Dirac delta function in reciprocal function

[jackychenp]

From dirac, if A=B, then $\frac{A}{x}=\frac{B}{x}+c\delta(x)$ (1) How this formula is derived?

Since $\frac{dlnx}{dx} = \frac{1}{x}-i\pi\delta(x)$
We can get $\frac{A}{x} = A\frac{dlnx}{dx}+Ai\pi\delta(x)$
$\frac{B}{x} = B\frac{dlnx}{dx}+Bi\pi\delta(x)$
So if A=B, $\frac{A}{x}=\frac{B}{x}.$

Another argument is if we integrate the equation (1) from -a to a, a->$\infty$ and assume in a small region $[-\varepsilon, \varepsilon ]$, $\int_{-\varepsilon}^{\varepsilon}\frac{1}{x}dx=0,$ so we can get $\int_{-a}^{a}\frac{1}{x}dx=0, but \int_{-a}^{a}c\delta(x)dx=c,$ so the left side of equation (1) doesn't equal to the right side. Please correct me if I am wrong!

 

[Mute]

I'm not sure what you're getting at. It seems like you're talking about the identity

$$\lim_{\epsilon \rightarrow 0} \frac{1}{x\pm i\epsilon} = \mathcal P \frac{1}{x} \mp i\pi \delta(x),$$
where $\mathcal P$ denotes a principle value.
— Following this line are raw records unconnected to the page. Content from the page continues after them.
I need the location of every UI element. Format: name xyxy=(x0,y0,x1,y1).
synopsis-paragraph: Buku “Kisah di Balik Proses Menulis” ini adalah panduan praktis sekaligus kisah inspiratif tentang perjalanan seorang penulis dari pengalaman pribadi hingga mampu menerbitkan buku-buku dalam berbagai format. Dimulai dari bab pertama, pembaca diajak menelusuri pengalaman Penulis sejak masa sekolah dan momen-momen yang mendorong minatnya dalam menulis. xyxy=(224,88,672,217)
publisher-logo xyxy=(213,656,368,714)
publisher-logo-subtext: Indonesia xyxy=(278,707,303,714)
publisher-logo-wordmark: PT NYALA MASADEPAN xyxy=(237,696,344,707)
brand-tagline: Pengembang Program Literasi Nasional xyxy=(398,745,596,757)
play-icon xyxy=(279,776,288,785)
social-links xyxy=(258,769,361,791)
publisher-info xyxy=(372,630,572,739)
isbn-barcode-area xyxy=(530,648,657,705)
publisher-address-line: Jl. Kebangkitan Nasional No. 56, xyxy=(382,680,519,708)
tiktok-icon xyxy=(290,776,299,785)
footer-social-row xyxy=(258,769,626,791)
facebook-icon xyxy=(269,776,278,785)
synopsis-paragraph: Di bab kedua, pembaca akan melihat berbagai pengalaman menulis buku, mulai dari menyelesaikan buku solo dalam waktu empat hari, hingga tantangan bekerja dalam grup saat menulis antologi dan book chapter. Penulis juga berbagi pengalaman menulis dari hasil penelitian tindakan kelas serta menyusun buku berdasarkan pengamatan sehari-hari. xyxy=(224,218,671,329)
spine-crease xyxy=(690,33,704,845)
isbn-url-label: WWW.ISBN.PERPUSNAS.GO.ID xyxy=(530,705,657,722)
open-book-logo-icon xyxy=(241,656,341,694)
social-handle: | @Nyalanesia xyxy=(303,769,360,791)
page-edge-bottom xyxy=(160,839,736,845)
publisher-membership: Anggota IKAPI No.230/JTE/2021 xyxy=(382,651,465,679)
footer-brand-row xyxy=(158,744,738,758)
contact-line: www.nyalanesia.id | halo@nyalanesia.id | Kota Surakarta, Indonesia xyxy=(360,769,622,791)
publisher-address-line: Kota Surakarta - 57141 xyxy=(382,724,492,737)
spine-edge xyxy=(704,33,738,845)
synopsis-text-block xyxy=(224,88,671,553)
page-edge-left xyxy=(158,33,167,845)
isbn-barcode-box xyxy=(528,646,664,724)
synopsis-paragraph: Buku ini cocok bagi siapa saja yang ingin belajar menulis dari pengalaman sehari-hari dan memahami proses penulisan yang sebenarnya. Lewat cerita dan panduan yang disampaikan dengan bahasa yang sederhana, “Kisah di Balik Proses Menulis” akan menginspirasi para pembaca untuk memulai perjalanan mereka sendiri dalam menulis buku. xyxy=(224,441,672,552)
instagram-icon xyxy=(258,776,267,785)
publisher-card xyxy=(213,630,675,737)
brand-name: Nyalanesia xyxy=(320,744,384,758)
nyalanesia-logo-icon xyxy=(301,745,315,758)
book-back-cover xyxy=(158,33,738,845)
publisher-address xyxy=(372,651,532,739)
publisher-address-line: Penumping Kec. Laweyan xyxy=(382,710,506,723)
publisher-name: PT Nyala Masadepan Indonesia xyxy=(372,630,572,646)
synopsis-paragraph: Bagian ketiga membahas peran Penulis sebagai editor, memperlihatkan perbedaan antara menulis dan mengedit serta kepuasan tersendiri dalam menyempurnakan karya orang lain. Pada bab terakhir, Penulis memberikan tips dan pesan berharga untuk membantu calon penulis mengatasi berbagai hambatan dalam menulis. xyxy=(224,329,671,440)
Beyond that, though, I'm not sure what your question is.

 

[jackychenp]

Hi Mute,

In Dirac's book, he demonstrates that if A=B, one can't infer A/x=B/x, but only A/x=B/x+cδ(x). I cannot get the latter result. And if we integrate the latter equation, it doesn't look correct.

I'm not sure what you're getting at. It seems like you're talking about the identity

$$\lim_{\epsilon \rightarrow 0} \frac{1}{x\pm i\epsilon} = \mathcal P \frac{1}{x} \mp i\pi \delta(x),$$
where $\mathcal P$ denotes a principle value.

Beyond that, though, I'm not sure what your question is.